WINTERVILLE—As Spencer Crawford prepares to enter the workforce, Pitt Community College instructor Scott Temple can’t help but feel proud, knowing his former student’s path to a community and regional planning career began in one of his humanities courses.
Several years ago, Crawford took Temple’s “Cultural Studies” class at PCC. As part of a discussion on public spaces and planning for inclusive communities, Temple invited East Carolina University Associate Professor Misun Hur to share her expertise, along with details on the Community & Regional Planning program she directs at ECU.
“Spencer heard her lecture and, after class, asked her about her program,” Temple said.
The rest, as they say, is history.
In weighing his educational and professional options, Crawford says it was important that he pursue a career in which he could “provide a meaningful impact on the local community.” Hur’s presentation, he said, helped him realize community and regional planning would provide opportunities for developing comprehensive plans and programs that guide municipalities on using land and physical facilities for the benefit of all citizens.
After completing an associate in arts at PCC in 2018, Crawford moved on to ECU and earned a bachelor’s degree this spring in Urban and Regional Planning with a minor in Applied Geography. He also finished a Geographic Information Science (GIS) Certificate, saying the combination of training allows him to understand spatial environments and how the human element factors into developing plans for their use.
A Winterville resident and graduate of South Central High School, Crawford excelled in his ECU studies, just as he did at PCC. After receiving his program’s S.M. Hankins Scholarship in 2019, ECU faculty nominated him for the American Planning Association’s (APA) Outstanding Student Award. He won the national honor, which is given to senior students who show strong academic and professional promise.
“Personally, it means that others have recognized my hard work and love for planning,” Crawford says of the APA Award. “For my professors, it means they believe in my ability to accomplish great things in the future. The award is an invitation to go forward and achieve greatness.”
Crawford’s accomplishments at East Carolina include helping Sampson County update its land use plan and a Public Service Fellowship that gave him a chance to assist the Association of Mexicans in North Carolina (AMEXCAN) with planning and implementing events for the local Latino community. Applying his GIS training, he also mapped migrant farm camp locations through the fellowship, helping AMEXCAN develop relationships with migrant farmworkers and farm owners to assess worker needs and ensure they are receiving proper care.
As an undergraduate research assistant in the ECU School of Social Work, Crawford called upon his GIS skills to help create targeted interventions for increasing breast cancer screening rates among Korean immigrant women living in North Carolina. For his efforts, which included maintaining a database and using statistical software to analyze data, he received an ECU Undergraduate Research and Creative Activity Award.
For his planning practicum as a senior, Crawford created a transportation plan for Greenville that links municipal busses with ridesharing companies to create mobility on demand.

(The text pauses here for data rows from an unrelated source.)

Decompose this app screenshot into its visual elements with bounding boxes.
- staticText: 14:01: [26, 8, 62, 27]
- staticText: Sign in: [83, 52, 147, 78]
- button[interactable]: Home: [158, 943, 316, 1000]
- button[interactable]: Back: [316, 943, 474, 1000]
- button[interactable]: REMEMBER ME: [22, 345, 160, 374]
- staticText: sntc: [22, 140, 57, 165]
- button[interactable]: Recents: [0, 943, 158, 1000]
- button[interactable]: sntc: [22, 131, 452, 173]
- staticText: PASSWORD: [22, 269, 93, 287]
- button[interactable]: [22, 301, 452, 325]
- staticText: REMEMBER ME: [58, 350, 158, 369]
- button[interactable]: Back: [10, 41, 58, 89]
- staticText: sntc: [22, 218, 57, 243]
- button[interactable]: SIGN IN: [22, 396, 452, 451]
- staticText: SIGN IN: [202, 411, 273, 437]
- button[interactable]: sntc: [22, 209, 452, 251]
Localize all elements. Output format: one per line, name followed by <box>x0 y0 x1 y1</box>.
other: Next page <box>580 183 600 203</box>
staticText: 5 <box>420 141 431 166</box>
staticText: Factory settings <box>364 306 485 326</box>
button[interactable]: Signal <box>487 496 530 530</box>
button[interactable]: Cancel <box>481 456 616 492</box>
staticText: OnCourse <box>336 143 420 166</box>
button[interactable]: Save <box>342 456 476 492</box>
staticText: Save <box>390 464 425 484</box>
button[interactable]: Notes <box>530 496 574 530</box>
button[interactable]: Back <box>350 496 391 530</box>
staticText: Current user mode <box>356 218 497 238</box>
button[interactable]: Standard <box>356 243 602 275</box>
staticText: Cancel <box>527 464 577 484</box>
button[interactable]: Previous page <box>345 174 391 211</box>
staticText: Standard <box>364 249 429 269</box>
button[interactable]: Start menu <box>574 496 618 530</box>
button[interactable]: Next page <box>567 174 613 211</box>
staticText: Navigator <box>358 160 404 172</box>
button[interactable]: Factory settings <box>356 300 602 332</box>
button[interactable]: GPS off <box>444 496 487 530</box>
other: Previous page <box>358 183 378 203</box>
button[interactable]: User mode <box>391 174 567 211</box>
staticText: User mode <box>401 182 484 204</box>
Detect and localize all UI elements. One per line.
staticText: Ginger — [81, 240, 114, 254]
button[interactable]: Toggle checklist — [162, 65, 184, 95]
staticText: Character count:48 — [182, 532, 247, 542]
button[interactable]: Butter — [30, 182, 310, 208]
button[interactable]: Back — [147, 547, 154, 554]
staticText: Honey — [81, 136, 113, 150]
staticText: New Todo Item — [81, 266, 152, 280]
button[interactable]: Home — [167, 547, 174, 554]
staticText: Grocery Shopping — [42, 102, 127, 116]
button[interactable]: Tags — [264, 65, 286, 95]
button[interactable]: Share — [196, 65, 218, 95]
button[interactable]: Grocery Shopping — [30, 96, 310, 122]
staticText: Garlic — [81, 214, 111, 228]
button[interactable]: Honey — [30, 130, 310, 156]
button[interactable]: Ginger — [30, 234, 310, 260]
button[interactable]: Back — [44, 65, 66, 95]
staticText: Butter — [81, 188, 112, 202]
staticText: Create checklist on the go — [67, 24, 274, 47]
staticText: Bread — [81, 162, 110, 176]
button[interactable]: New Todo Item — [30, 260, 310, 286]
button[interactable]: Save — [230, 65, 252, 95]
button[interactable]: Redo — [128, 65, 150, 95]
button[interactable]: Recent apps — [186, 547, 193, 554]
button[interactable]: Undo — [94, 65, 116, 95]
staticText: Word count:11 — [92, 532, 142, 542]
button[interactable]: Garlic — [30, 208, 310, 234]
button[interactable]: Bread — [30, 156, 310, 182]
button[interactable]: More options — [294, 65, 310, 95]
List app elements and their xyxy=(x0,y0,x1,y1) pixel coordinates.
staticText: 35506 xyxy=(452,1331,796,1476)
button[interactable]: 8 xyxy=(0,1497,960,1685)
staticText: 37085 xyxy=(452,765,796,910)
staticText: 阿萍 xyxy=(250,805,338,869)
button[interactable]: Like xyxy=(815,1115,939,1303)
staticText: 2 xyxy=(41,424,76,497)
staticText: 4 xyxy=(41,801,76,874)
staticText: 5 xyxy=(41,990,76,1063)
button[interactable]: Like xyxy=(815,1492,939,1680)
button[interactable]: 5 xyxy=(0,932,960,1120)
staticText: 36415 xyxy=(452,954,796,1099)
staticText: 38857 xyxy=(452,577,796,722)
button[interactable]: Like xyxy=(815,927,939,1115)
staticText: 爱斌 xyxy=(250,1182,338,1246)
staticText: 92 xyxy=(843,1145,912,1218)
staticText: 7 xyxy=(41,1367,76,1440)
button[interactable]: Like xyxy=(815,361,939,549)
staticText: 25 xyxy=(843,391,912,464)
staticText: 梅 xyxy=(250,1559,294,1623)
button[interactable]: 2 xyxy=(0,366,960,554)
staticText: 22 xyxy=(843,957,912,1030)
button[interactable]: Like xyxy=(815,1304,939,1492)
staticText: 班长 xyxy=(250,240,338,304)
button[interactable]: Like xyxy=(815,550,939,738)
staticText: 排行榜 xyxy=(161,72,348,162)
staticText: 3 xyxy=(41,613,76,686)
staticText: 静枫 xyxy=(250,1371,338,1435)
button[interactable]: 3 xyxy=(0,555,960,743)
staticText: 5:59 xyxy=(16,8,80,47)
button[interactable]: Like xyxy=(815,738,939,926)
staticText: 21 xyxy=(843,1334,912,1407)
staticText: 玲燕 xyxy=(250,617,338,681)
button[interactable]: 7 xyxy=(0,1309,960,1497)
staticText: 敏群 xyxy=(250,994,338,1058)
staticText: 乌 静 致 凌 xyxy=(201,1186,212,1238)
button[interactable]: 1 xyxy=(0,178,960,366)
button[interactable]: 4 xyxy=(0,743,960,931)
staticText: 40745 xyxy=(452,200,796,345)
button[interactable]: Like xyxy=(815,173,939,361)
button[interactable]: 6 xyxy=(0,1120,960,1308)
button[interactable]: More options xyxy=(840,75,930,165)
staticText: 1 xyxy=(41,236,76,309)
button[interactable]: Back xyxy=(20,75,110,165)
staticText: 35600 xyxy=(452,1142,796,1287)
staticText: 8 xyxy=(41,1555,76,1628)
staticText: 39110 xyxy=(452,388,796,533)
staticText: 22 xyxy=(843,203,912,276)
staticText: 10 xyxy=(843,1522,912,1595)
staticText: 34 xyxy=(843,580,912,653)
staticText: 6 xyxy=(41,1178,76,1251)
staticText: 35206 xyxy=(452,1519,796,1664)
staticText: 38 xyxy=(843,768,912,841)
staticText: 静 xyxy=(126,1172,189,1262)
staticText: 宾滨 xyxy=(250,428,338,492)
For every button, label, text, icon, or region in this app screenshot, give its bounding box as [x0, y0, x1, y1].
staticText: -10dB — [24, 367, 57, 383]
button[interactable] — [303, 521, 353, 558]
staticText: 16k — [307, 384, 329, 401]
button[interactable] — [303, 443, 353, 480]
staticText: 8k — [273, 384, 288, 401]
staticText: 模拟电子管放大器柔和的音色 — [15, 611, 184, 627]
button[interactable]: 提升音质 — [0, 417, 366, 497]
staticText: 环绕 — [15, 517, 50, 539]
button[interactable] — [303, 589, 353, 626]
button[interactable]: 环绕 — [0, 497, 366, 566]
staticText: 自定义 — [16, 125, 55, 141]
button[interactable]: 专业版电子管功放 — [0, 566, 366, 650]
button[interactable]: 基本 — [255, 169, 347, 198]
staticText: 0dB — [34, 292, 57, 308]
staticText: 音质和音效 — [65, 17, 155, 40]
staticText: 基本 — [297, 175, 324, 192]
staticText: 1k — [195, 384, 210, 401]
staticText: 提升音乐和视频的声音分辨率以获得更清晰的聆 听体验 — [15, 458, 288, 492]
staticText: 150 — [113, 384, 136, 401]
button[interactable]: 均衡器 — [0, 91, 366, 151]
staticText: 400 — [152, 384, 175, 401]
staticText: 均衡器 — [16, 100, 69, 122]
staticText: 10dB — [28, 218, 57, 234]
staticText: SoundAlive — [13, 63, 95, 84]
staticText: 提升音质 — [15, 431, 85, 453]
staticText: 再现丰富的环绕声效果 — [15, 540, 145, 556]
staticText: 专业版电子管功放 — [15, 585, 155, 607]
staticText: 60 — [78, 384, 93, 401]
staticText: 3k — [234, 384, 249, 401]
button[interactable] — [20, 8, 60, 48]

In addition to working with Greenville Area Transit to identify community needs, he sought feedback from municipalities and transit agencies with similar programs and identified possible funding sources from the Federal Transit Authority.
“His report provided several innovative ideas that Greenville Area Transit may use in the future,” Hur said.
Though he doesn’t have a job lined up as of yet, Crawford has an interview ahead and says job prospects are getting better. “Many municipalities enacted hiring freezes due to the coronavirus, but the jobs are starting to come back,” he said.
Looking back on his academic career as he prepares for the future, Crawford says his start at PCC gave him the necessary footing to succeed in higher education.
“The college transfer program at PCC creates an educational foundation in which you could build whatever you would like,” he said. “You leave with a good understanding of general education topics … [which] allowed me to jump into my degree program at ECU and focus on more advanced concepts, without having to backtrack to the basics.”
As for Temple, he considers Crawford a role model for PCC Bulldogs to emulate, saying, “I believe his success is inspirational and hope other students and the community find it inspirational as well.”
Crawford’s advice to current and future university transfer students at Pitt is simple: dream.
“Go on to do big things,” he says. “The transfer program is the base in which you can go forward and achieve your goals.
“You will have to work hard for it, and it won’t always come naturally. I can promise that if you dream and work hard, you will find yourself where you need to be.”